Second, and perhaps more critical, you are not constructing your BalancedString properly. You are setting the argument back to the empty string every time!
public BalancedString(String s) {
s = ""; // THIS LINE SHOULD NOT BE HERE!
str = s;
}
Finally, your balanced() method is simply returning true regardless of the string. You need to implement some logic here.

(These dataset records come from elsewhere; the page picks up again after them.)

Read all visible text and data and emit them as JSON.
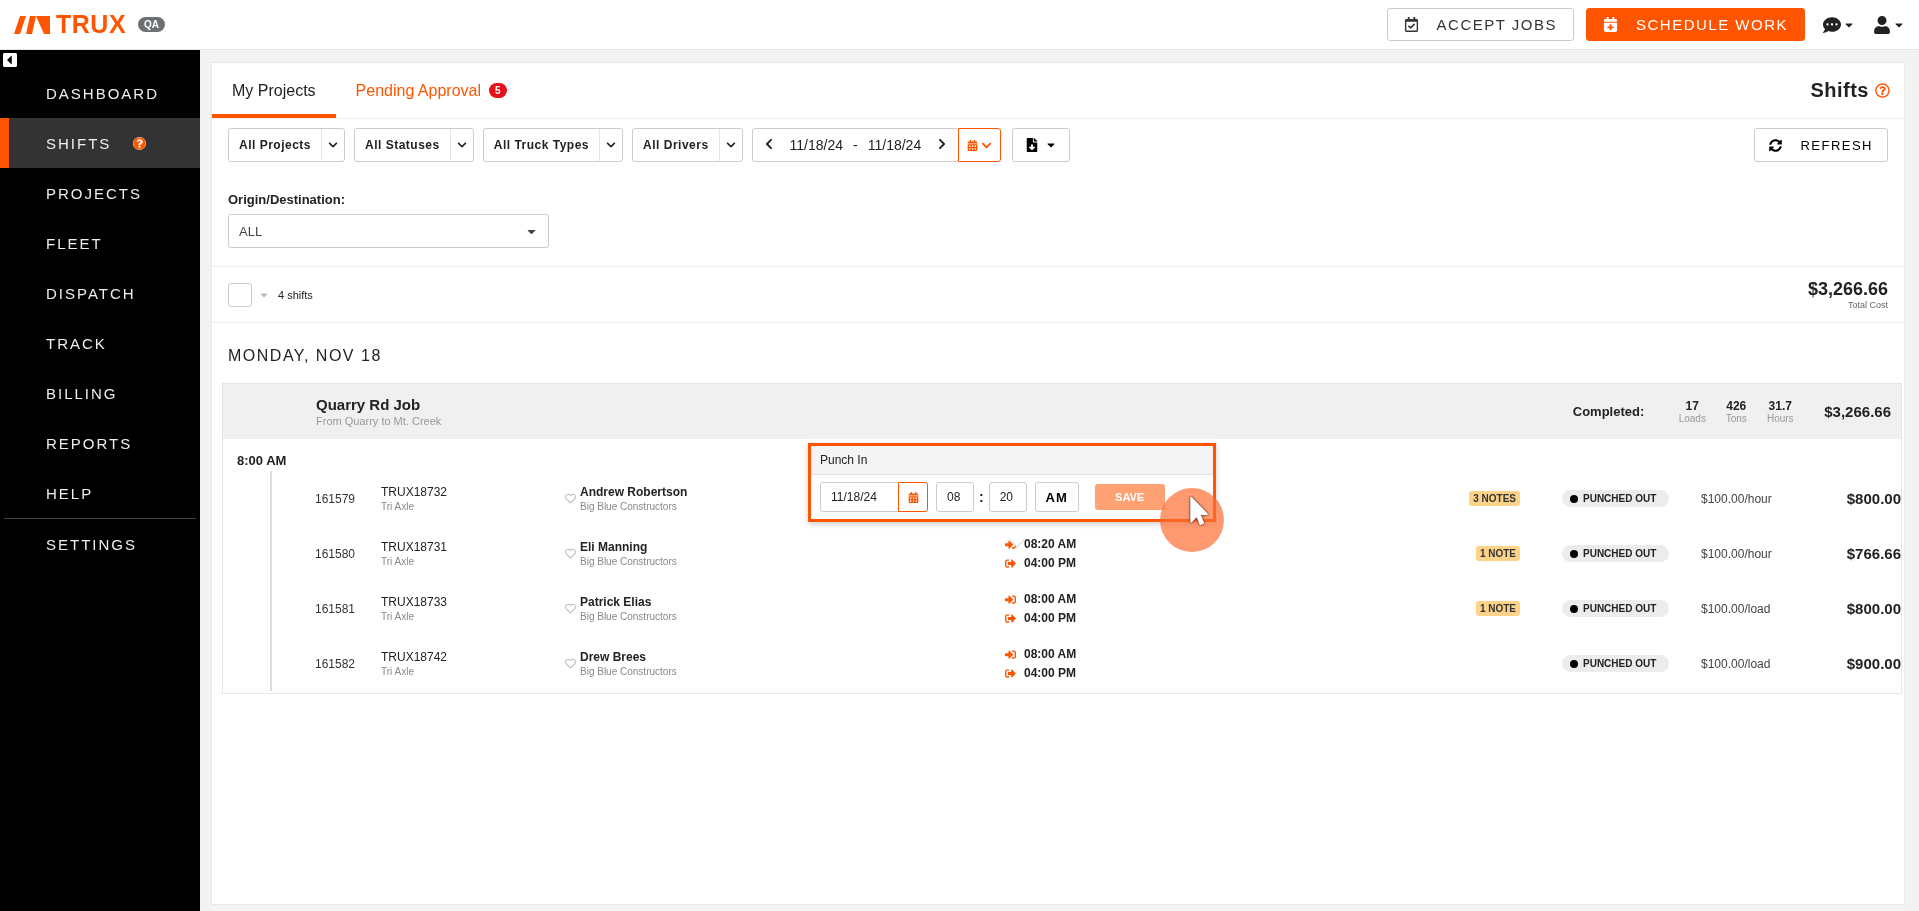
{
  "header": {
    "brand": "TRUX",
    "env_badge": "QA",
    "buttons": [
      {
        "kind": "outline",
        "label": "ACCEPT JOBS"
      },
      {
        "kind": "primary",
        "label": "SCHEDULE WORK"
      }
    ]
  },
  "sidebar": {
    "items": [
      {
        "label": "DASHBOARD",
        "selected": false,
        "help": false
      },
      {
        "label": "SHIFTS",
        "selected": true,
        "help": true
      },
      {
        "label": "PROJECTS",
        "selected": false,
        "help": false
      },
      {
        "label": "FLEET",
        "selected": false,
        "help": false
      },
      {
        "label": "DISPATCH",
        "selected": false,
        "help": false
      },
      {
        "label": "TRACK",
        "selected": false,
        "help": false
      },
      {
        "label": "BILLING",
        "selected": false,
        "help": false
      },
      {
        "label": "REPORTS",
        "selected": false,
        "help": false
      },
      {
        "label": "HELP",
        "selected": false,
        "help": false
      },
      {
        "label": "SETTINGS",
        "selected": false,
        "help": false
      }
    ]
  },
  "tabs": [
    {
      "label": "My Projects",
      "selected": true
    },
    {
      "label": "Pending Approval",
      "selected": false,
      "badge": "5"
    }
  ],
  "page_title": "Shifts",
  "filters": [
    "All Projects",
    "All Statuses",
    "All Truck Types",
    "All Drivers"
  ],
  "date_range": {
    "start": "11/18/24",
    "separator": "-",
    "end": "11/18/24"
  },
  "refresh_button": "REFRESH",
  "origin_destination": {
    "label": "Origin/Destination:",
    "value": "ALL"
  },
  "summary": {
    "select_all_checked": false,
    "count": "4 shifts",
    "total": "$3,266.66",
    "total_label": "Total Cost"
  },
  "day_heading": "MONDAY, NOV 18",
  "group": {
    "title": "Quarry Rd Job",
    "subtitle": "From Quarry to Mt. Creek",
    "completed_label": "Completed:",
    "stats": [
      {
        "value": "17",
        "label": "Loads"
      },
      {
        "value": "426",
        "label": "Tons"
      },
      {
        "value": "31.7",
        "label": "Hours"
      }
    ],
    "amount": "$3,266.66",
    "start_time": "8:00 AM",
    "rows": [
      {
        "id": "161579",
        "truck": "TRUX18732",
        "truck_type": "Tri Axle",
        "driver": "Andrew Robertson",
        "company": "Big Blue Constructors",
        "notes": "3 NOTES",
        "status": "PUNCHED OUT",
        "rate": "$100.00/hour",
        "amount": "$800.00"
      },
      {
        "id": "161580",
        "truck": "TRUX18731",
        "truck_type": "Tri Axle",
        "driver": "Eli Manning",
        "company": "Big Blue Constructors",
        "punch_in": "08:20 AM",
        "punch_out": "04:00 PM",
        "notes": "1 NOTE",
        "status": "PUNCHED OUT",
        "rate": "$100.00/hour",
        "amount": "$766.66"
      },
      {
        "id": "161581",
        "truck": "TRUX18733",
        "truck_type": "Tri Axle",
        "driver": "Patrick Elias",
        "company": "Big Blue Constructors",
        "punch_in": "08:00 AM",
        "punch_out": "04:00 PM",
        "notes": "1 NOTE",
        "status": "PUNCHED OUT",
        "rate": "$100.00/load",
        "amount": "$800.00"
      },
      {
        "id": "161582",
        "truck": "TRUX18742",
        "truck_type": "Tri Axle",
        "driver": "Drew Brees",
        "company": "Big Blue Constructors",
        "punch_in": "08:00 AM",
        "punch_out": "04:00 PM",
        "status": "PUNCHED OUT",
        "rate": "$100.00/load",
        "amount": "$900.00"
      }
    ]
  },
  "punch_popup": {
    "title": "Punch In",
    "date": "11/18/24",
    "hour": "08",
    "colon": ":",
    "minute": "20",
    "meridiem": "AM",
    "save": "SAVE",
    "save_disabled": true
  }
}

Regarding the main program: you need to loop through all the characters, increment for each '(' and decrement for each ')' character. Instead of this:
if (s.indexOf('(') != -1)
CounterFancy.incCounter();
if (s.indexOf(')') != -1)
CounterFancy.decCounter();
You should have a loop like this:
for (int i = 0; i < s.length(); ++i) {
char c = s.charAt(i);
if (c == '(')
CounterFancy.incCounter();
else if (c == ')')
CounterFancy.decCounter();
}
There's a logic problem in this bit of code:
String s = input.next();
if (s.indexOf('(') != -1)
CounterFancy.incCounter();
if (s.indexOf(')') != -1)
CounterFancy.decCounter();
int counterValue = CounterFancy.getCounter();
if (counterValue == 0)
System.out.println("The string is Balanced");
else
System.out.println("The string is NOT Balanced");
You're only searching the string once for a ( and once for a ). If the string contains both a ( and a ) in any order, the counter will always count 1, then 0, and think that the parentheses are balanced.
You need to put the counting in a loop to check whether or not the parentheses are balanced. You should loop through each of the characters and check the count at each step. The parentheses are balanced if the count is non-negative at each step and ends at 0.